Dear CV Forum Editors,
After the California Public Health Department issued the edict to reimpose an indoor masking mandate throughout the State on August 1st, I had a question: why?
More precisely: What specific public metrics - vaccine rates, hospitalizations, case numbers - is the CPHD using to determine when to impose/lift the in-door mask mandate? And, separately, will the relevant public agencies mandate COVID vaccines for kids under 12 before lifting the in-school mask mandate?
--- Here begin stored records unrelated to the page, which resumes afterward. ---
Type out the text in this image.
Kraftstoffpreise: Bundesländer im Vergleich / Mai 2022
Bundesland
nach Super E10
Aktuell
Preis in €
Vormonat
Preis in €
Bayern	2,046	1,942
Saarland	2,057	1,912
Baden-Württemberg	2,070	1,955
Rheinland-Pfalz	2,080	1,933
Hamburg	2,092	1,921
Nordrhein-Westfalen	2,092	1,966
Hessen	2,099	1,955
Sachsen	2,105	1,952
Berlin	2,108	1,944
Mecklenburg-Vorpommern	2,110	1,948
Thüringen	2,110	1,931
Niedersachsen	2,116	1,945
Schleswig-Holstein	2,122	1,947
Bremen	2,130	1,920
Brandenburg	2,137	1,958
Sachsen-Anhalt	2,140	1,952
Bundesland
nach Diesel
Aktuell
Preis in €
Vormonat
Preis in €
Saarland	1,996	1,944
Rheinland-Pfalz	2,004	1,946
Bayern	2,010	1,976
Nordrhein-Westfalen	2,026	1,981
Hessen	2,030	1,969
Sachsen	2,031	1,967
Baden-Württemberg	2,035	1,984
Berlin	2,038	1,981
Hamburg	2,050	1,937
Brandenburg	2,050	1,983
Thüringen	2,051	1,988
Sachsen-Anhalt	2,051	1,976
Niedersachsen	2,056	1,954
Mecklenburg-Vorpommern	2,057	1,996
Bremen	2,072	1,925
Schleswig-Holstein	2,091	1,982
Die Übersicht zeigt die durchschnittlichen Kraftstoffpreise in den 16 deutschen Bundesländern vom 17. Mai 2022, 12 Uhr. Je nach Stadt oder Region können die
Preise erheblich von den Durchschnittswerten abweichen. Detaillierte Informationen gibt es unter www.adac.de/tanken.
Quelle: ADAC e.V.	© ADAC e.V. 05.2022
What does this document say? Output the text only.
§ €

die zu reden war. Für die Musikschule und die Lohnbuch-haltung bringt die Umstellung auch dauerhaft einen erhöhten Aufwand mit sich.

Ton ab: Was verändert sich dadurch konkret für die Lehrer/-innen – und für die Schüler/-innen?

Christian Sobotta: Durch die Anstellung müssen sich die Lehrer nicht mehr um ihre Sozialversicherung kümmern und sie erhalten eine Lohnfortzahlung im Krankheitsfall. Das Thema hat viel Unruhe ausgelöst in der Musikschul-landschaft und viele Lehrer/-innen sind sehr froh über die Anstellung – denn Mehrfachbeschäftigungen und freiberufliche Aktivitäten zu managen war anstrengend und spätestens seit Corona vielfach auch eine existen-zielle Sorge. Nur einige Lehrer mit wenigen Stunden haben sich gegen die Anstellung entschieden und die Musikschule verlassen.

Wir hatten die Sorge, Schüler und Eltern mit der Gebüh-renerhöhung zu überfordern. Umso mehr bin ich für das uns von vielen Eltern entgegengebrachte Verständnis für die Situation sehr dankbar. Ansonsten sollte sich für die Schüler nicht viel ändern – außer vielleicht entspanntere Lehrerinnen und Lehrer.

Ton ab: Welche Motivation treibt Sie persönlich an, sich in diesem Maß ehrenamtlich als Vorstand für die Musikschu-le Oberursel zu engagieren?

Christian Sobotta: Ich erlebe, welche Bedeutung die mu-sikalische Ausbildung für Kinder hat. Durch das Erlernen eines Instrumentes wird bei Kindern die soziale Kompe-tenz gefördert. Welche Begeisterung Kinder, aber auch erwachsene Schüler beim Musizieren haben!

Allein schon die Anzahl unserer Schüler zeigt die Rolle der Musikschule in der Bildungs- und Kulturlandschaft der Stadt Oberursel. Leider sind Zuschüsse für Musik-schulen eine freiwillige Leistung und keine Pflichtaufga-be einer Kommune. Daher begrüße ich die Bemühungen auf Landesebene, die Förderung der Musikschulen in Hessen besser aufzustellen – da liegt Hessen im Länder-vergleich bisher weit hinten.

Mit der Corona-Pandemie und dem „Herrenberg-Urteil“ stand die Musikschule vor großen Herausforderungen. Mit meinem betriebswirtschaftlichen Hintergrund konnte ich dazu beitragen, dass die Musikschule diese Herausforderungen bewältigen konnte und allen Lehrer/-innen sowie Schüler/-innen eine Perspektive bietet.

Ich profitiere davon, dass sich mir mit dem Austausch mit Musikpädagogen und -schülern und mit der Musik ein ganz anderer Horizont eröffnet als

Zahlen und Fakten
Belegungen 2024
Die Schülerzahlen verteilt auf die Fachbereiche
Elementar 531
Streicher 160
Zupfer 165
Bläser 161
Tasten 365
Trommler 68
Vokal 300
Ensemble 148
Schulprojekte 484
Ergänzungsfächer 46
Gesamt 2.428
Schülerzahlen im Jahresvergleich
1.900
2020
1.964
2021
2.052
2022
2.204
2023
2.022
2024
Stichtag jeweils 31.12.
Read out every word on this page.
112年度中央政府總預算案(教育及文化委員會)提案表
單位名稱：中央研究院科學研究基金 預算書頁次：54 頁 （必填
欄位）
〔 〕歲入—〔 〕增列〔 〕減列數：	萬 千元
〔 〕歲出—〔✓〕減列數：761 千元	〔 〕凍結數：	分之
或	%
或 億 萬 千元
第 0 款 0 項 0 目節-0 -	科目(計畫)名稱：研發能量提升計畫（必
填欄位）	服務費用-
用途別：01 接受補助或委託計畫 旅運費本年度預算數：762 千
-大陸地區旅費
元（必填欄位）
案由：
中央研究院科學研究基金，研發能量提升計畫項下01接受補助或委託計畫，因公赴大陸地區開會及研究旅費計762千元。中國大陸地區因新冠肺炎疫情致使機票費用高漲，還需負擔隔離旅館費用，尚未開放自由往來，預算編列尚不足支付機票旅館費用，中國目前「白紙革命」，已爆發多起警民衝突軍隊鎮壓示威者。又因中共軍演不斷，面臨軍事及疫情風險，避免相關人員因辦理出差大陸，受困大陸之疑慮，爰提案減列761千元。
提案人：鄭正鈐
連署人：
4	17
I still don't know. Neither, it seems, does anyone else. Weeks ago, I emailed the office of CVUSD Superintendent Parvin Ahmadi these same two questions. She referred me to the Alameda County Public Health Department. ACPHD promptly replied, citing general information on their website. After I failed several times to extract answers to my specific questions, they passed me on to the CDPH. I emailed them; they have not replied. That was on September 13th.
In this newspaper, on September 15th, Alameda County Chief Health Officer Dr. Nicholas Moss encouraged folks to “continue to take measures,” including universal masking, until “very few people get severely ill.” Sounds nice, but vague. He also hinted at a future writ, saying “until vaccines are available for children under 12 ... multi-layered prevention” is vital. He, again, was not explicit. Besides, a child vaccine mandate is the purview of the State and local school district.
I understand anxiety and caution in the wake of the Delta wave. And yet, the public deserves transparency about what precisely is informing these declarations, the end point of which is obscure, rather than banking on a generalized public fear. These agencies have not been forthcoming. I am not willing to defer indefinitely to an unresponsive health bureaucracy that cannot even explain, let alone justify, its dictums. I would still like answers. Other county residents should, too.